简介
IOU计算一直是目标检测中最重要的一个环节。虽然iou在数学上定义很简单,但是想大规模计算还是有点复杂,我自己利用numpy和torch库仔细写了一下iou算法,从而加深对iou计算的印象。
Numpy 版本
import numpy as np
def get_iou(a_boxs,gt_boxs):
'''
Args:
a_boxs (N, 4): predicted boxes.
gt_boxs (N, 4): ground truth boxes.
Returns:
iou (N): IoU values.
'''
k = gt_boxs.shape[0]
iou = []
# 由于一张图像的gt_boxs数量远小于anchors,故遍历gt_boxs
for i in range(k):
iou.append(iou_ab(a_boxs,gt_boxs[i][np.newaxis,:]))
iou = np.array(iou)
print(iou)
def iou_ab(a_boxs,gt_box,eps=1e-5):
'''
Args:
a_boxs (N, 4): predicted boxes.
gt_box (1, 4): ground truth boxe.
eps: a small number to avoid 0 as denominator.
Returns:
iou (N): IoU value.
'''
top_left = np.maximum(a_boxs[...,:2],gt_box[...,:2])
# 将小于0 的转为 0
bottom_right = np.minimum(a_boxs[...,2:],gt_box[...,2:])

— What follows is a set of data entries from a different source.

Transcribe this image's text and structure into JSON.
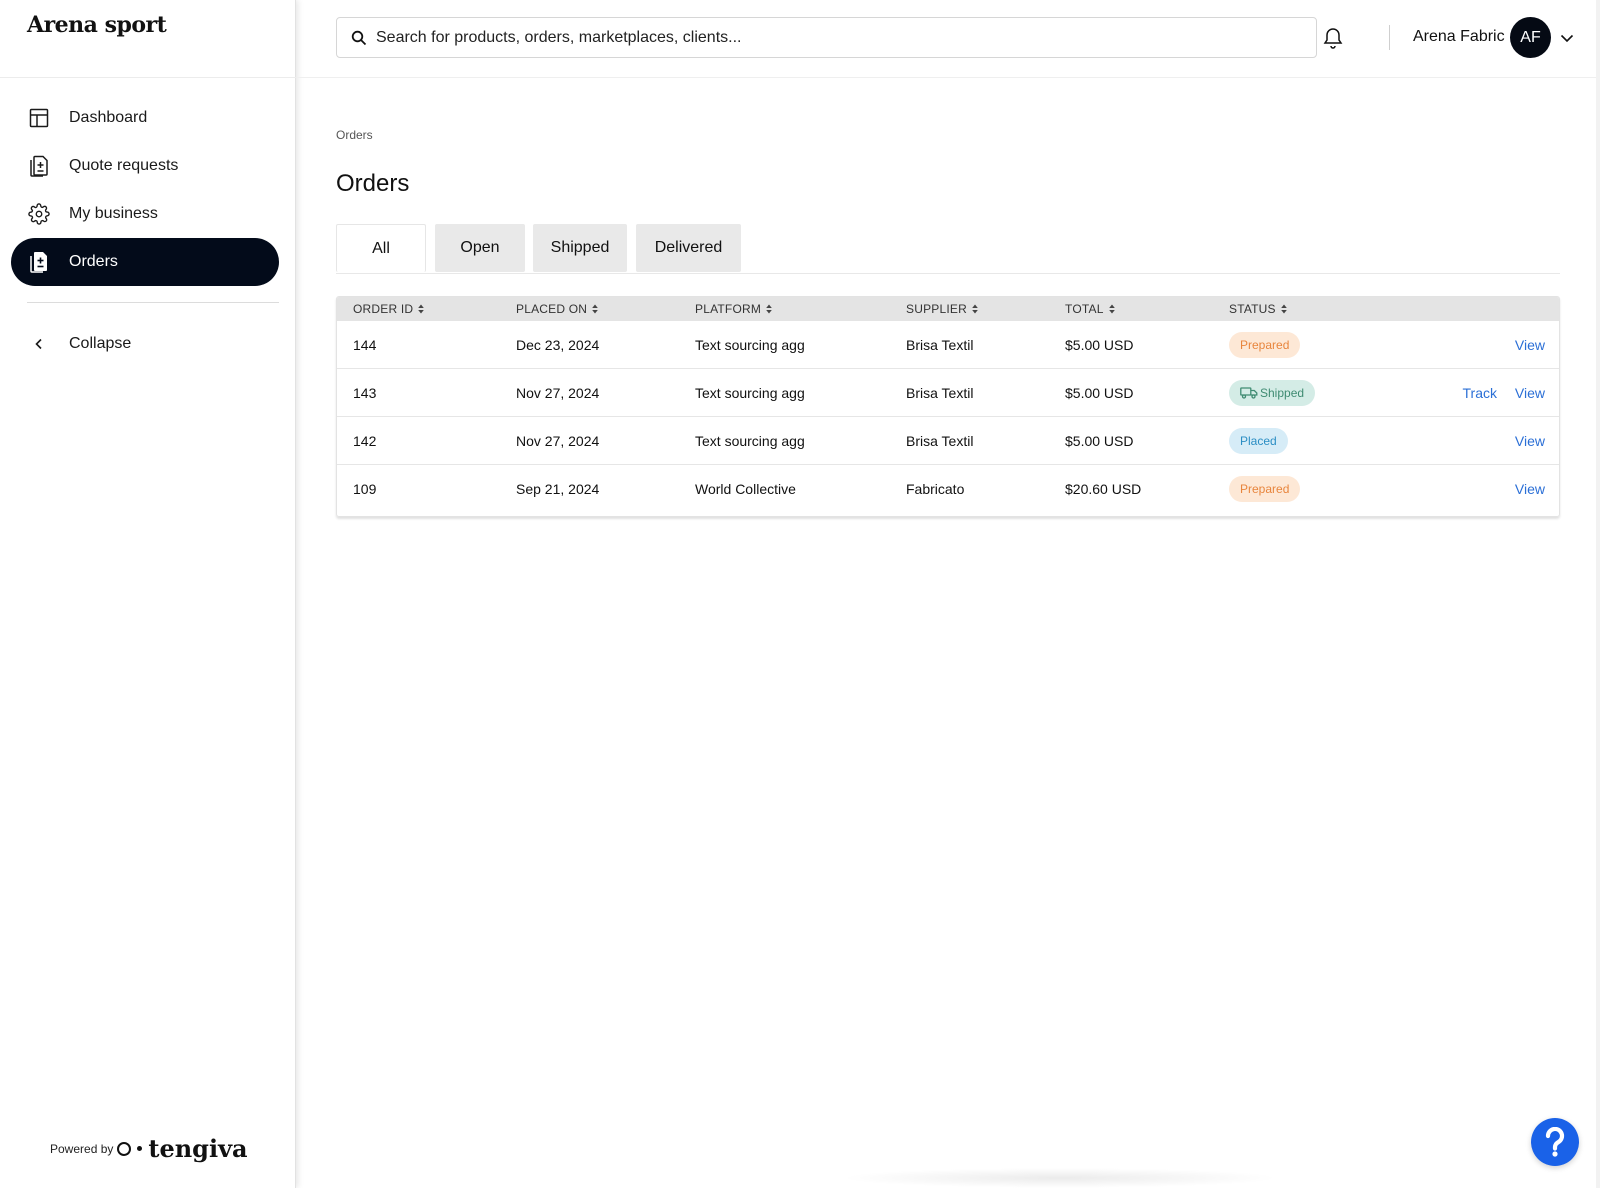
{
  "brand": "Arena sport",
  "sidebar": {
    "items": [
      {
        "label": "Dashboard",
        "icon": "dashboard-icon",
        "active": false
      },
      {
        "label": "Quote requests",
        "icon": "quote-icon",
        "active": false
      },
      {
        "label": "My business",
        "icon": "gear-icon",
        "active": false
      },
      {
        "label": "Orders",
        "icon": "orders-icon",
        "active": true
      }
    ],
    "collapse_label": "Collapse",
    "powered_by": "Powered by",
    "powered_logo": "tengiva"
  },
  "header": {
    "search_placeholder": "Search for products, orders, marketplaces, clients...",
    "user_name": "Arena Fabric",
    "avatar_initials": "AF"
  },
  "main": {
    "breadcrumb": "Orders",
    "title": "Orders",
    "tabs": [
      {
        "label": "All",
        "active": true
      },
      {
        "label": "Open",
        "active": false
      },
      {
        "label": "Shipped",
        "active": false
      },
      {
        "label": "Delivered",
        "active": false
      }
    ],
    "table": {
      "columns": [
        "ORDER ID",
        "PLACED ON",
        "PLATFORM",
        "SUPPLIER",
        "TOTAL",
        "STATUS"
      ],
      "rows": [
        {
          "id": "144",
          "placed_on": "Dec 23, 2024",
          "platform": "Text sourcing agg",
          "supplier": "Brisa Textil",
          "total": "$5.00 USD",
          "status": "Prepared",
          "track": "",
          "view": "View"
        },
        {
          "id": "143",
          "placed_on": "Nov 27, 2024",
          "platform": "Text sourcing agg",
          "supplier": "Brisa Textil",
          "total": "$5.00 USD",
          "status": "Shipped",
          "track": "Track",
          "view": "View"
        },
        {
          "id": "142",
          "placed_on": "Nov 27, 2024",
          "platform": "Text sourcing agg",
          "supplier": "Brisa Textil",
          "total": "$5.00 USD",
          "status": "Placed",
          "track": "",
          "view": "View"
        },
        {
          "id": "109",
          "placed_on": "Sep 21, 2024",
          "platform": "World Collective",
          "supplier": "Fabricato",
          "total": "$20.60 USD",
          "status": "Prepared",
          "track": "",
          "view": "View"
        }
      ]
    }
  },
  "colors": {
    "active_nav_bg": "#030b1a",
    "link": "#2b6fd6",
    "help_button": "#1a62e8",
    "status_prepared": "#e8853d",
    "status_shipped": "#3f8b72",
    "status_placed": "#2b8ec4"
  }
}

hw = np.clip(bottom_right-top_left,a_min=0,a_max=None)
over_lap = hw[...,0]*hw[...,1]
area_a = np.abs(a_boxs[:,0]-a_boxs[:,2])*np.abs(a_boxs[:,1]-a_boxs[:,3])

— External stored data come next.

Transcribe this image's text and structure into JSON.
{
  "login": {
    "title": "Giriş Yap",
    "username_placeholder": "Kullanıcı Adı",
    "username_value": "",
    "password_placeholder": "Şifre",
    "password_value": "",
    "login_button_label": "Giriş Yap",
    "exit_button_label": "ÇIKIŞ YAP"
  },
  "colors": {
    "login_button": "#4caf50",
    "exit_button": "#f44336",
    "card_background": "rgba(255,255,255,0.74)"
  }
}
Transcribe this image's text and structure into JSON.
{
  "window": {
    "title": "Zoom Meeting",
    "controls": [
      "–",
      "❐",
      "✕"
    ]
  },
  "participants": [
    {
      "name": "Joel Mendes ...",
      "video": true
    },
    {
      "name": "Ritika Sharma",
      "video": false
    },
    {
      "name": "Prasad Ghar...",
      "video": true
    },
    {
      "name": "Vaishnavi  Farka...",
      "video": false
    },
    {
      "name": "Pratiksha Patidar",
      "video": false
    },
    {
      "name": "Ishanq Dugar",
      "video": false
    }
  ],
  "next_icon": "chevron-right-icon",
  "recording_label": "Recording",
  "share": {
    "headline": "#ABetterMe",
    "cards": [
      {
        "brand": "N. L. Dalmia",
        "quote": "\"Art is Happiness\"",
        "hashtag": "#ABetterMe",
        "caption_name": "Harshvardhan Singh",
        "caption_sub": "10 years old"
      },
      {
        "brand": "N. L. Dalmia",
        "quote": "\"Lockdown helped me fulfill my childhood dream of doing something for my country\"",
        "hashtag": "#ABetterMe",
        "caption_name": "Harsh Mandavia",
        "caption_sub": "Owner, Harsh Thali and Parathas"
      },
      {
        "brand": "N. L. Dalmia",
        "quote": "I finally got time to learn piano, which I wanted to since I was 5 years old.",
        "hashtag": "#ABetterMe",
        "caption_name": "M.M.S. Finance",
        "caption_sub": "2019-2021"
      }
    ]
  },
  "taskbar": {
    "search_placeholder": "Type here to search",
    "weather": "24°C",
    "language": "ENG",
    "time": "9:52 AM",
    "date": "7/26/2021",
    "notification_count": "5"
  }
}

area_b = np.abs(gt_box[:,0]-gt_box[:,2])*np.abs(gt_box[:,1]-gt_box[:,3])
iou_area = over_lap/(area_a+area_b-over_lap+eps)
return iou_area
if __name__ == '__main__':
a_boxs = np.load('bbox_a.npy')
b_boxs = np.load('bbox_b2.npy')
get_iou(a_boxs,b_boxs)
numpy 改进版
def iou_abs(a_boxs,gt_boxs,eps=1e-5):
'''
Args:
a_boxs (N,1,4): predicted boxes.
gt_box (1,M,4): ground truth boxe.
eps: a small number to avoid 0 as denominator.
Returns:
iou (N): IoU value.
'''
top_left = np.maximum(a_boxs[...,:2],gt_boxs[...,:2])
# 将小于0 的转为 0
bottom_right = np.minimum(a_boxs[...,2:],gt_boxs[...,2:])

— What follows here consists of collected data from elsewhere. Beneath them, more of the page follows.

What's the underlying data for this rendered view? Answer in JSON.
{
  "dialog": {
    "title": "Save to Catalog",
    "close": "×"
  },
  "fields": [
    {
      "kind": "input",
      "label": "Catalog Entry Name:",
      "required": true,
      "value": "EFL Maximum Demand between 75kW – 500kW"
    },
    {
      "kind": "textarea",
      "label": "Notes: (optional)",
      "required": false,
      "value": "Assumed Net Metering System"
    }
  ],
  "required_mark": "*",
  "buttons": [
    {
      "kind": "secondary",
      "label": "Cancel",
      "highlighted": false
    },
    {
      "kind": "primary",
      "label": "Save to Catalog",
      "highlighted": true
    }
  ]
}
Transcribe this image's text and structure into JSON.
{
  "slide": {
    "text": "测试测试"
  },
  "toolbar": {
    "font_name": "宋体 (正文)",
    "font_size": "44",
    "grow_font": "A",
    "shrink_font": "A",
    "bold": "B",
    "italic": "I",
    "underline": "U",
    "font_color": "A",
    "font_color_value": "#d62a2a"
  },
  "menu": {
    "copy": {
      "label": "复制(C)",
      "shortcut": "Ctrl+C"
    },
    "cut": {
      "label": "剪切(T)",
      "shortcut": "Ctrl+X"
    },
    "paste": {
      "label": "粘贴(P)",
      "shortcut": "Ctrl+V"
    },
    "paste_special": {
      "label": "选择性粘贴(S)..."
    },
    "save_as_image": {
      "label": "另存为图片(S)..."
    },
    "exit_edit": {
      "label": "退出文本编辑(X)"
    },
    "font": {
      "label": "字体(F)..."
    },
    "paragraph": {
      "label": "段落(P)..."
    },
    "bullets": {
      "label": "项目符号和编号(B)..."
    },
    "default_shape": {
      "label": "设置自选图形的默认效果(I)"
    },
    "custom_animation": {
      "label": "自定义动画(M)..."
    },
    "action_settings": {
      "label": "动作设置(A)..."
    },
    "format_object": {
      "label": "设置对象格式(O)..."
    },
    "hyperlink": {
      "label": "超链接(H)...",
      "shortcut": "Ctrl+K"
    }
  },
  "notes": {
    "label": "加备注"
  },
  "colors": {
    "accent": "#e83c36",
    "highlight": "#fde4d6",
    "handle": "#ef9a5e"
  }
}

hw = np.clip(bottom_right-top_left,a_min=0,a_max=None)
over_lap = hw[...,0]*hw[...,1]
area_a = np.abs(a_boxs[...,0]-a_boxs[...,2])*np.abs(a_boxs[...,1]-a_boxs[...,3])
area_b = np.abs(gt_boxs[...,0]-gt_boxs[...,2])*np.abs(gt_boxs[...,1]-gt_boxs[...,3])
iou_area = over_lap/(area_a+area_b-over_lap+eps)
return iou_area
if __name__ == '__main__':
a_boxs = np.load('bbox_a.npy')
gt_boxs = np.load('bbox_b2.npy')
ious = iou_abs(a_boxs[:,np.newaxis,:], gt_boxs[np.newaxis,:])
print(ious)
torch 版本
def area_of(left_top, right_bottom) -> torch.Tensor:
"""Compute the areas of rectangles given two corners.
Args:
left_top (N,M,2): left top corner.
right_bottom (N,M,2): right bottom corner.
Returns:
area (N): return the area.
"""
hw = torch.clamp(right_bottom - left_top, min=0.0)
return hw[..., 0] * hw[..., 1]
def iou_of(gt_boxs, boxes1, eps=1e-5):
"""Return intersection-over-union (Jaccard index) of boxes.
Args:
gt_boxs (1, M, 4): ground truth boxes.
boxes1 (N, 1, 4): predicted boxes.
eps: a small number to avoid 0 as denominator.
Returns:
iou (N): IoU values.
"""
overlap_left_top = torch.max(gt_boxs[..., :2], boxes1[..., :2])
overlap_right_bottom = torch.min(gt_boxs[..., 2:], boxes1[..., 2:])
overlap_area = area_of(overlap_left_top, overlap_right_bottom)
area0 = area_of(gt_boxs[..., :2], gt_boxs[..., 2:])
area1 = area_of(boxes1[..., :2], boxes1[..., 2:])
return overlap_area / (area0 + area1 - overlap_area + eps)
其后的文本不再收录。